Monday, January 21, 2013

Rereading Cold Mountain by Charles Frazier

At the first gesture of morning, flies began stirring. Inman's eyes and the long wound at his neck drew them, and the sound of their wings and the touch of their feet were soon more potent than a yardful of roosters in rousing a man to wake. So he came to yet one more day in the hospital ward. He flapped the flies away with his hands and looked across the foot of his bed to an open triple-hung window. Ordinarily he could see to the red road and the oak tree and the low brick wall. And beyond them to a sweep of fields and flat piney woods that stretched to the western horizon. The view was a long one for the flatlands, the hospital having been built on the only swell within eyeshot. But it was too early yet for a vista. The window might as well have been painted grey. 

Cold Mountain is an amazing novel, not only of the Civil War, but also of one man's journey. Inman has been injured, and has grown sick of the war. He sets out to return to his home in the Blue Ridge Mountains, and to his sweetheart, Ada. Meanwhile, her father has died, and she is grappling with rural farm life, helped by Ruby, a surprisingly strong girl. Their two stories interweave (my favorite), as Inman meets with all sorts of characters -both friendly and malignant- on his journey through the dying South. The back cover calls it an "authentic American Oydyssey." I don't know if I would go that far, but it certainly is a good novel. I hear it's going to be made into an opera at Santa Fe in 2015. I may go see it (since I go to the opera festival often). At first thought, I didn't think Cold Mountain would make a good opera. But it might. It's the kind of story that is so individual, but also so universal, good opera material, I think. I look forward to (possibly) seeing Jennifer Higdon's interpretation. In the meantime, I enjoyed rereading this excellent story.

Truth be told, I didn't remember much about Cold Mountain except for the basic story-line. The language that Charles Frazier uses really is beautiful; sparse yet descriptive. Simple, yet elegant and fitting. I wouldn't say it's great writing, but I would certainly say that it's very, very good writing. Not much of a difference, come to think of it.

The characterization is a bit vague, but perhaps it's meant to be that way. Inman could be any man stricken by the war, trying to get home to his lover, and Ada could be any woman, struggling to survive in a world where her father is dead and all the men her age soon will be. Or are gone, at any rate. Yet each character is also unique in their own way, and I think that pretty much sums up the entire novel. As I said, universal, but highly individual.
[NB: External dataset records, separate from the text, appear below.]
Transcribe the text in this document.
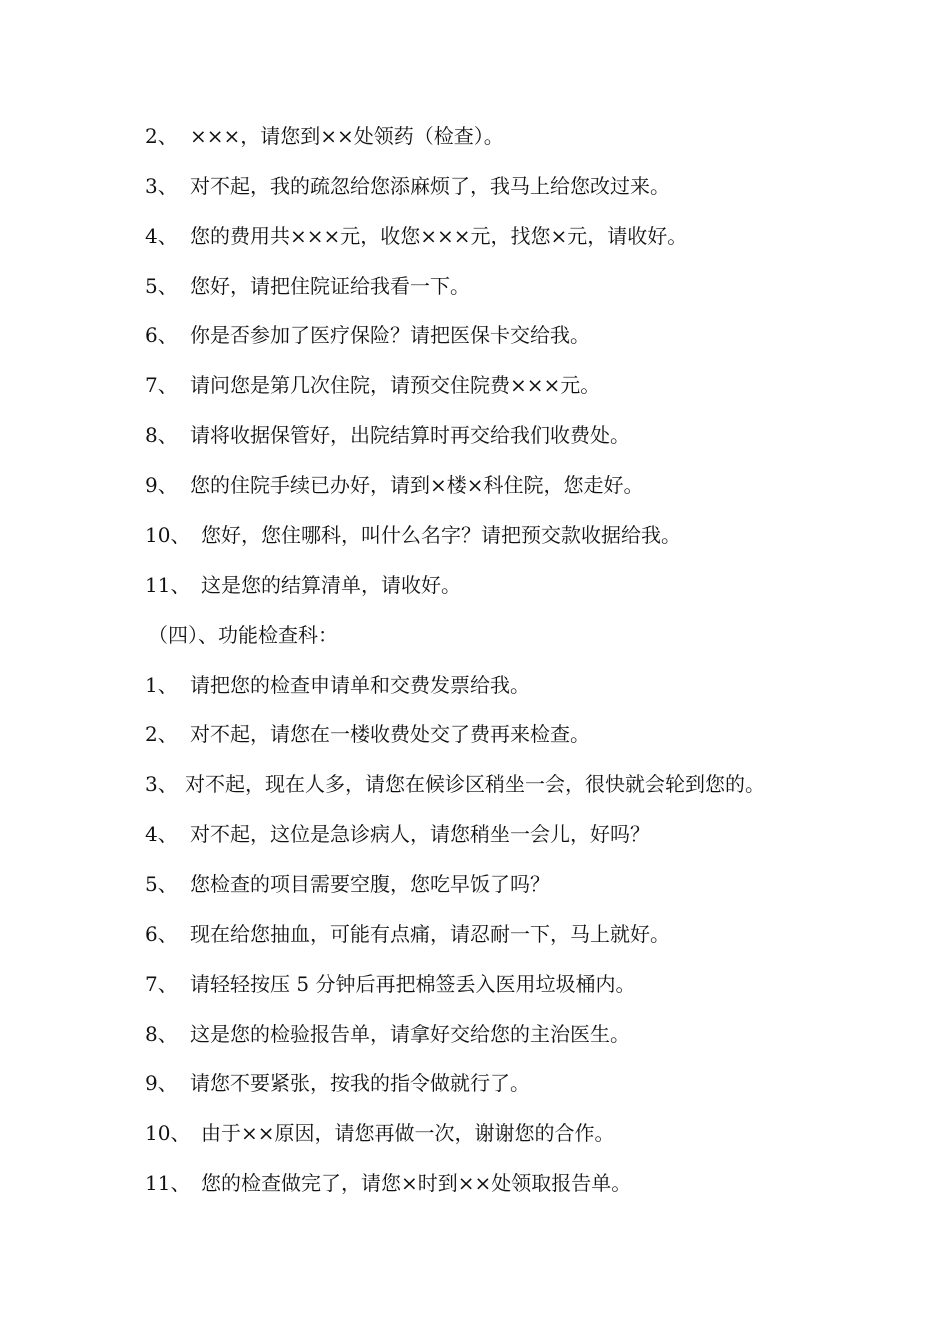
2、 ×××，请您到××处领药（检查）。
3、 对不起，我的疏忽给您添麻烦了，我马上给您改过来。
4、 您的费用共×××元，收您×××元，找您×元，请收好。
5、 您好，请把住院证给我看一下。
6、 你是否参加了医疗保险？请把医保卡交给我。
7、 请问您是第几次住院，请预交住院费×××元。
8、 请将收据保管好，出院结算时再交给我们收费处。
9、 您的住院手续已办好，请到×楼×科住院，您走好。
10、 您好，您住哪科，叫什么名字？请把预交款收据给我。
11、 这是您的结算清单，请收好。
（四）、功能检查科：
1、 请把您的检查申请单和交费发票给我。
2、 对不起，请您在一楼收费处交了费再来检查。
3、 对不起，现在人多，请您在候诊区稍坐一会，很快就会轮到您的。
4、 对不起，这位是急诊病人，请您稍坐一会儿，好吗？
5、 您检查的项目需要空腹，您吃早饭了吗？
6、 现在给您抽血，可能有点痛，请忍耐一下，马上就好。
7、 请轻轻按压 5 分钟后再把棉签丢入医用垃圾桶内。
8、 这是您的检验报告单，请拿好交给您的主治医生。
9、 请您不要紧张，按我的指令做就行了。
10、 由于××原因，请您再做一次，谢谢您的合作。
11、 您的检查做完了，请您×时到××处领取报告单。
Also, I guess I just find the South of that time so interesting. So contradictory. They kept slaves and sometimes treated them brutally, but they also had their own way of life, a life that the whites at least were happy with. It's not that I sympathize with them, more that I think I can at least understand. Plus, the South has produced so many great writers: Margaret Mitchell, Harper Lee, Flannery O'Connor, Eudora Welty (though I haven't read her yet). Oddly enough, all female. I don't know if I would rank Charles Frazier among them, but Cold Mountain is another example of a wonderful work of Southern fiction, one that I would highly recommend.

Coincidentally enough, I reread this book right before our Language Arts class started reading historical fiction, this novel being one of them. Funny how these things work out.

Read Cold Mountain:
  • if you like Southern fiction
  • if you like historical fiction
  • if you like books set in the Civil War
449 pages.
 
Outstanding Book That Will Stay On My Bookshelf For Rereading (jf I own it)!